Showing posts with label staffordshire 'abroad'. Show all posts
Showing posts with label staffordshire 'abroad'. Show all posts

Tuesday, 31 May 2016

Lobby in Bulgaria

Lobby Bar, in Veliko Tarnovo in Bulgaria

I know this is a little daft obsession of mine but -- I like to look for 'signs' of Staffordshire even when I have to leave the county.
This bar in Veliko Tarnovo in Bulgaria is known as the 'Lobby Bar'... and lobby is the great dish of workign-class Staffordshire.

OK... a bit tenuous, I know - but it pleases me.

Monday, 2 February 2015

Two hundred miles from Tamworth

Signpost of Tamworth Road in  Newcastle-u-Tyne

It always delights me to see reminders of Staffordshire when I am away from the county.

Tamworth Road in the Newcastle-u-Tyne suburb of Arthur's Hill is just off a busy market, so it sees a good deal of life.  The council have given it this rather grand modern-art metal signpost.

It's nor clear though why this road should named after Tamworth (a name that seems to refer only to the southern Staffordshire town), nearly two hundred miles away.

Monday, 17 March 2014

Digging India

JCB excavator in the streets of Mumbai

This JCB excavator in the streets of Mumbai, in India, is another of my photos of 'Staffordshire abroad'.
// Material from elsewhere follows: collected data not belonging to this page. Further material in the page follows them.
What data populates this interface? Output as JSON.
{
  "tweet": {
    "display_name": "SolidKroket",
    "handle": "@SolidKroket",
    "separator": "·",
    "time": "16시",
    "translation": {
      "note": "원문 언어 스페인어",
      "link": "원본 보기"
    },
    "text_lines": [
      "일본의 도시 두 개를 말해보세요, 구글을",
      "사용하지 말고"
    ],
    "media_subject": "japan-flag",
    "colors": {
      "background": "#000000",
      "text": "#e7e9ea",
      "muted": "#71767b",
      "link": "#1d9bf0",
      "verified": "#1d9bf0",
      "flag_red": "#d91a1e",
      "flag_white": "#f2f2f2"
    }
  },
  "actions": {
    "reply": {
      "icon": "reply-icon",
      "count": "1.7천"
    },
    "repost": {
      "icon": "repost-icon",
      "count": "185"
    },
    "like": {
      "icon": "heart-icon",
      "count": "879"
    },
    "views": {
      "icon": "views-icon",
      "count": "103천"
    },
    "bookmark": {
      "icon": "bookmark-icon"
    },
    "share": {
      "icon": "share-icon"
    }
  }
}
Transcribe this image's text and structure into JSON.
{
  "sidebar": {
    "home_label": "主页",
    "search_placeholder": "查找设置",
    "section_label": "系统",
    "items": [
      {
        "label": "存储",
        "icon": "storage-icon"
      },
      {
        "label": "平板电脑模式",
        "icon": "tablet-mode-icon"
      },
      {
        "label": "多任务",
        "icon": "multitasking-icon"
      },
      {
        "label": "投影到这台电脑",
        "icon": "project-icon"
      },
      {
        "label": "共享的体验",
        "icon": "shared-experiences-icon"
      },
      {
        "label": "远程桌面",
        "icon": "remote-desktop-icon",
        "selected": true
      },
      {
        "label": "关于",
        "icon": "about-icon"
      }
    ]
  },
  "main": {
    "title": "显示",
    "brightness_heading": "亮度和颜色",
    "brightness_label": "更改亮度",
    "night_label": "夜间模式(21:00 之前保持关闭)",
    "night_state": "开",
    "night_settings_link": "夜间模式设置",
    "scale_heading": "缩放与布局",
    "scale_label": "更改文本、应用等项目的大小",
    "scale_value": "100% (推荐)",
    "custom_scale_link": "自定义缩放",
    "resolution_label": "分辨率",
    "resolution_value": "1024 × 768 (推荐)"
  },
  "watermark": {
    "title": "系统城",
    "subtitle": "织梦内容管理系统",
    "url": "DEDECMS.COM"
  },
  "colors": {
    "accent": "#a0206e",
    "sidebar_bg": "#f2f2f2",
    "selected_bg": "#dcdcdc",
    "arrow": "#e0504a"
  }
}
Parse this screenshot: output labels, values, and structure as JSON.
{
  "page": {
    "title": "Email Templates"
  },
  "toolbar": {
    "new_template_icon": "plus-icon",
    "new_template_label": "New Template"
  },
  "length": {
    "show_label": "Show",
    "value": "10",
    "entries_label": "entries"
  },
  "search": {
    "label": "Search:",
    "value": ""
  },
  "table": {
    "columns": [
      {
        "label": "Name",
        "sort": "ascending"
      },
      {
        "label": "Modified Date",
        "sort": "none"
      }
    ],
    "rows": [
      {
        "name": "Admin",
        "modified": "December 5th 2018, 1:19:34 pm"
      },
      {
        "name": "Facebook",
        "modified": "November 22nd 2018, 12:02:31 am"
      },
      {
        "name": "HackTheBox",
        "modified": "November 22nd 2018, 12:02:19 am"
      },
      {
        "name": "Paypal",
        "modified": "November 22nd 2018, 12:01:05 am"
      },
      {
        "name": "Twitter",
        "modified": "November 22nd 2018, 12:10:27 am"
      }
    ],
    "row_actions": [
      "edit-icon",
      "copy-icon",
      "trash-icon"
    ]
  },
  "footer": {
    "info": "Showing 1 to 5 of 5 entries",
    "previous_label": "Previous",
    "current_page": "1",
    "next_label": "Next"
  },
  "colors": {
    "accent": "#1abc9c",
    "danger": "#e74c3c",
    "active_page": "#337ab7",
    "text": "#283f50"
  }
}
The world-famous JCB company was born and fostered in East Staffordshire, and its main factories and World HQ are here to this day.
Whenever in the world I see a JCB - with its bright yellow livery - I always remember home.

Friday, 10 January 2014

'Heroic' Minton tiles


You can see Minton ceramic tiles all over the world to this day.  Their great era was the ninetenth-century, and many great Victorian buildings, especially in the British Empire, used Minton tiles for floors and for wall-decoration.
Minton's factory was based in north Staffordshire of course; and each time I see Minton work, wherever it is, I get a glow of Staffordshire-satisfaction.

Minton work can be seen at the so-called Postman's Park in London in the 'Memorial to Heroic Self Sacrifice' loggia.  The memorial remembers some forty 'ordinary people' who died trying to save others. 
It's actually very moving.  Poor Frederick was killed exactly 146 years ago, but the prosaic dedication still has a resonance.

And the Art-Nouveau tiles are very fine indeed.